2004 West Coast Worm Meeting abstract 122
These abstracts should not be cited in bibliographies. Material contained herein should be treated as personal communication and should be cited as such only with the consent of the author.
| 1 | Institute of Neuroscience, University of Oregon, Eugene, OR 97403 |
| 2 | mailion@uoneuro.uoregon.edu |
C. elegans has a rich repertoire of sensory behaviors. Many cells and molecules involved in transducing sensory signals have been identified by the methods of laser ablation and molecular genetic analysis of mutants. However, little is known about how the nervous system encodes and processes sensory information. To begin to study this problem, we plan to directly characterize electrical responses to sensory stimuli by the techniques of electrophysiology and calcium imaging. We are particularly interested in the sensory neurons and interneurons that respond to chemical and thermal stimuli. Once we identify cells that respond electrically to the stimuli, we can investigate how the response is altered in mutants with behavioral defects to the stimuli and how the response is altered by sensory experience.
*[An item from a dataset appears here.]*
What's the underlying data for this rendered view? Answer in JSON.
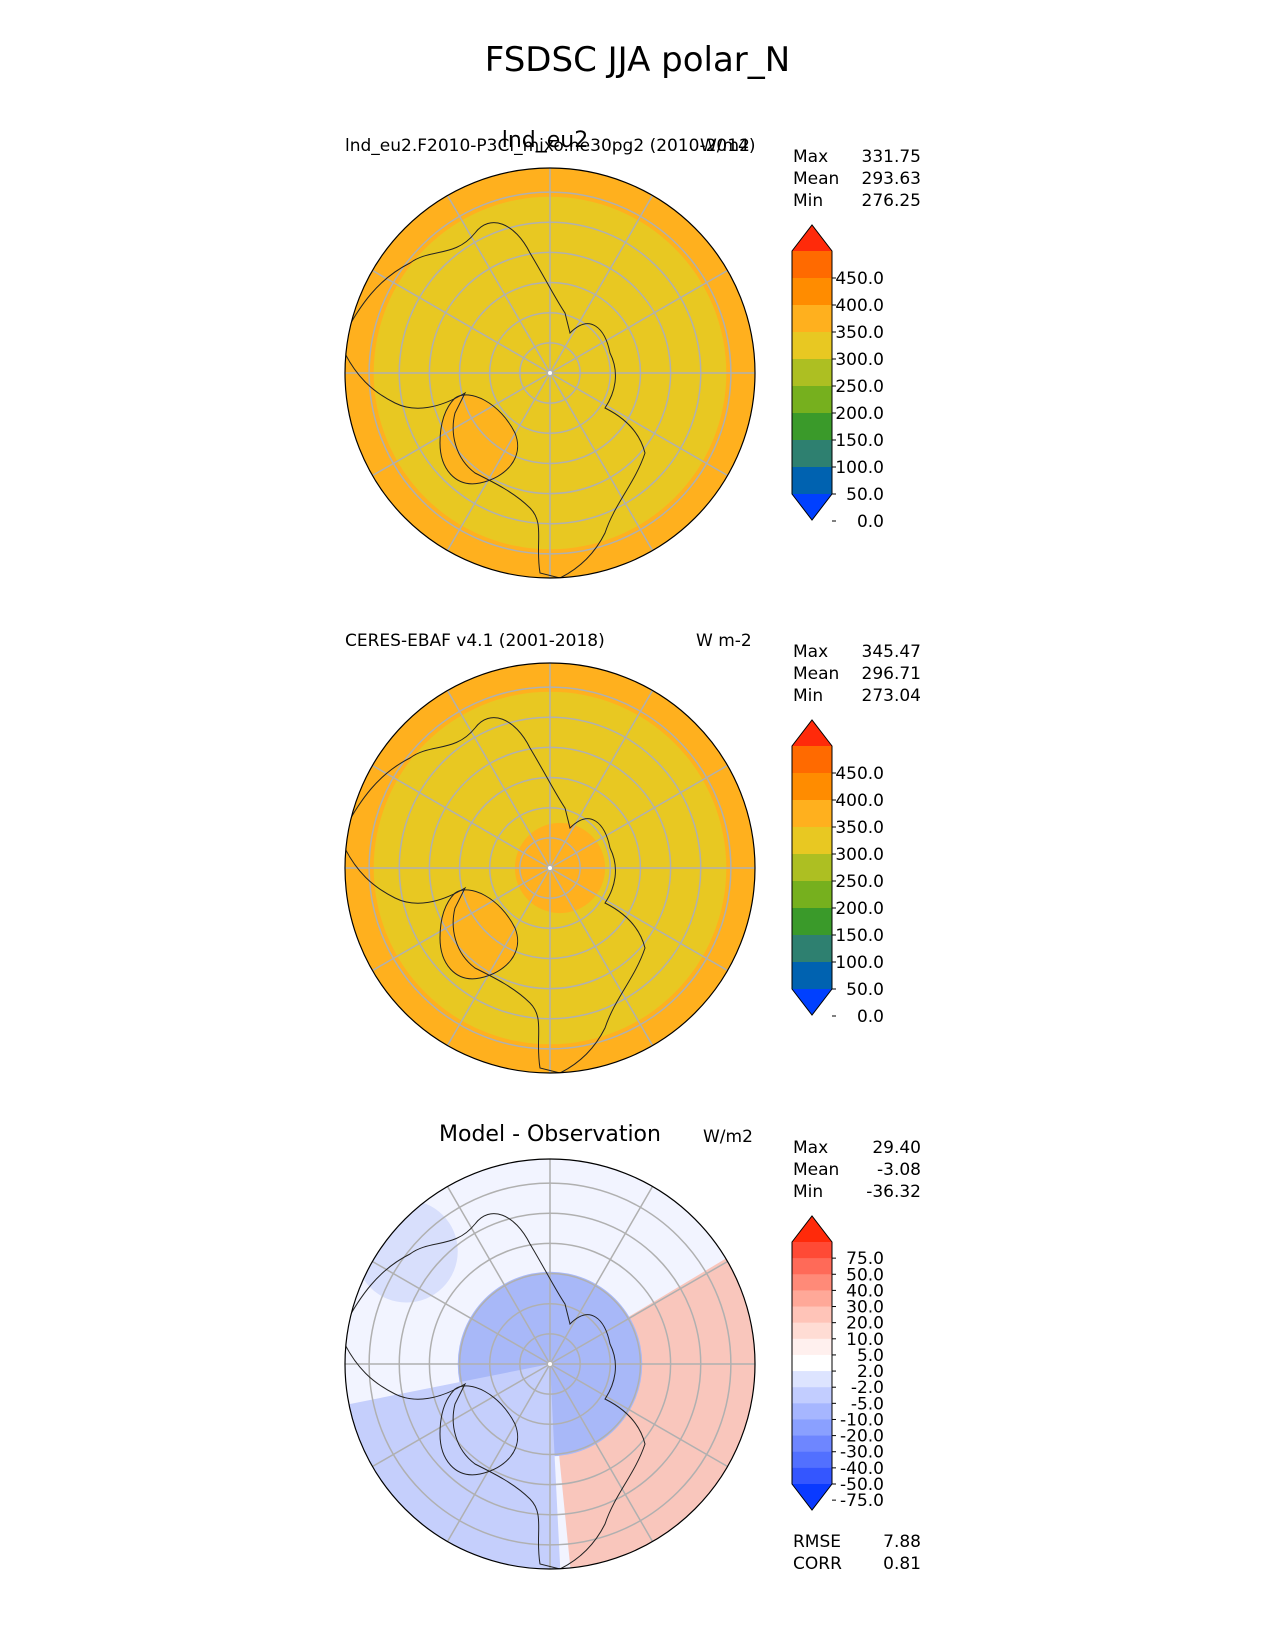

As a complementary approach, we are generating animals in which the electrical activity of certain neurons can be manipulated in predictable ways. We are expressing the capsaicin receptor TRPV1/VR1 in individual sensory neurons. Application of capsaicin leads to depolarization of the cell and we can then score the effect on worm behavior, as well as recording the electrical responses of downstream interneurons. We are also generating animals expressing the caspase ICE to kill cells or an activated EGL-2 K+ channel to hyperpolarize cells. In each case, we can measure behavioral responses as well as the electrical responses of other neurons in the circuit.
Signal transduction of several sensory stimuli involves the second messenger cGMP. To better understand how sensory information is encoded electrically, we are studying several mutants involved in cGMP signaling, particularly regarding chemotaxis to water soluble attractants. Non-null mutants of the cGMP-gated channel mutants tax-4 and tax-2 are sometimes stronger than null mutants, suggesting that they may affect electrical activity in interesting ways. Furthermore, there is evidence that the tax-2 beta subunit may partner with alpha subunits other than tax-4 and that some of the unusual phenotypes may be due to effects on subunit interactions. We are addressing these issues in three ways. First, we are performing a detailed phenotypic analysis of these mutants and others involved in cGMP signaling. Second, we are analyzing cGMP channel activity in cultured cells by electrophysiology to see how the different mutants affect electrical activity. Third, we are examining expression patterns of other alpha subunits to identify other subunits present in the sensory neurons.